Thanks for the reply.  I've been digging in a little deeper and seem to have found the culprit, but I'll start by answering your questions...  Interestingly enough, the problem was present with the restarting of both the SDNC service as well as the server in its entirety.  Also, removing the OF instance and even the entire OF config from the switch side did NOT resolve the issue.  The only thing that did was reverting to snapshot, which was indeed a VMware snapshot.

 

I concluded that the issue had something to do with some sort of inconsistency that happened somewhere in the server when it rebooted or restarted the process.  Strangely enough, however, it never occured to me to check the firewall because Ubuntu, by its nature, does NOT apply its own firewall rules in a clean installation, and I never ran into any problems with the web interface, SSH, or any other connectivity.

 

Turns out that the new SDN package writes some firewall rules for Cassandra into an iptables script and applies them.  It also turns out that, for some reason, those rules block OF communication upon connection loss.  Go figure.  I haven't dug too deeply into netstat yet to figure out if there's some sort of outgoing port randomization that's happening with each connection or what, but I find it incredibly strange that the communication is perfect on initial installation, and then breaks the second the connection is terminated unless the firewall rules are purged.

 

Either way, the crisis is averted and I can go about my day.  If anyone has any thoughts on what might be causing this, I'd like to clean up the firewall scripts a little bit.  I'm not going to mark a solution yet because, as my old IT mentor used to say, disabling security features is NOT a solution.  :)

EightBitRob
Occasional Advisor

Re: HP 3800 switches disconnect into Backoff status after controller reboot

Turns out that the above post still remains inexplicably unresolved.  I was able to get the switched to re-engage with the controller by flushing the IPtables rules, but that was either a one-time thing or a fluke in timing, because that has not been successful since.

 

To further address the questions, both switches are HP Procurve 3800s with the most recent firmware (KA.15.15.0008), and no amount of OF reconfiguration on the switch side is able to resolve the Backoff status.  The issue appears when the server is rebooted as well as when the SDNC application is rebooted.

sdnindia
Trusted Contributor

Re: HP 3800 switches disconnect into Backoff status after controller reboot

Hello EightBitRob,

 

Doing a follow up to see if your problem is solved or you still face the issue.

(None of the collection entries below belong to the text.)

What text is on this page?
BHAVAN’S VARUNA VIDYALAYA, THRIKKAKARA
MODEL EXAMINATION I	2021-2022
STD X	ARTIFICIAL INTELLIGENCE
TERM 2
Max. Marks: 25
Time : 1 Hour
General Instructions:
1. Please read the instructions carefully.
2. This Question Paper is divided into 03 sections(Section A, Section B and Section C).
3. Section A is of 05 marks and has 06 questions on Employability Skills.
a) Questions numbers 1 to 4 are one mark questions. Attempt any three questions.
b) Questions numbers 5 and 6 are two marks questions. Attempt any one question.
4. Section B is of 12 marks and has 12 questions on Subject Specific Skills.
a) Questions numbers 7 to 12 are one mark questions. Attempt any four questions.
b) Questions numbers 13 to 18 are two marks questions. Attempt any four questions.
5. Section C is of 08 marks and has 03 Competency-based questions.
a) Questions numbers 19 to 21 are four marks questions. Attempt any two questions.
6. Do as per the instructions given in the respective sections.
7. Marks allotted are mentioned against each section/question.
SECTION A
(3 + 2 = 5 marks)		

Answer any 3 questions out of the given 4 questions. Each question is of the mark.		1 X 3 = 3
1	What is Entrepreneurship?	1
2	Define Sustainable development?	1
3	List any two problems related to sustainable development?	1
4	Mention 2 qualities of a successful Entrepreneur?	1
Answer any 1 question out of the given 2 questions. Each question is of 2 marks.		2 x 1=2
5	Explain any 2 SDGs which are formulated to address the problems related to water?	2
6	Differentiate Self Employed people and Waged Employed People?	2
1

 If you arer still facing some problem please let us know about the problem.

 

Thanks,

HP SDN Team

Gerhard Roets
Esteemed Contributor

Re: HP 3800 switches disconnect into Backoff status after controller reboot

Hi EightBitRob

 

Would you mind posting the switch configuration please.

 

Thanks in advance

Gerhard

EightBitRob
Occasional Advisor

Re: HP 3800 switches disconnect into Backoff status after controller reboot

Unfortunately, this issue is not resolved.

 

Switch config listed below.  I've simplified it from it's original deployment in an attempt to pinpoint the problem, but there's no solution as of yet:

 

Running configuration:

; J9575A Configuration Editor; Created on release #KA.15.15.0008
; Ver #06:08.19.ff.ff.3f.ef:c7

hostname "d-sdn-sw-1"
module 1 type j9575x
timesync sntp
sntp unicast
sntp server priority 1 172.17.215.240
time timezone -8
ip default-gateway 172.17.215.254
snmp-server community "public" unrestricted
openflow
controller-id 1 ip 172.17.215.240 controller-interface vlan 215
instance aggregate
controller-id 1
enable
exit
enable
exit
oobm
ip address dhcp-bootp
exit
vlan 1
name "DEFAULT_VLAN"
no untagged 1-26
no ip address
exit
vlan 215
name "management_traffic"
tagged 24
ip address 172.17.215.253 255.255.255.0
exit
vlan 216
name "sdn_traffic"
tagged 1-26
no ip address
exit
spanning-tree
password manager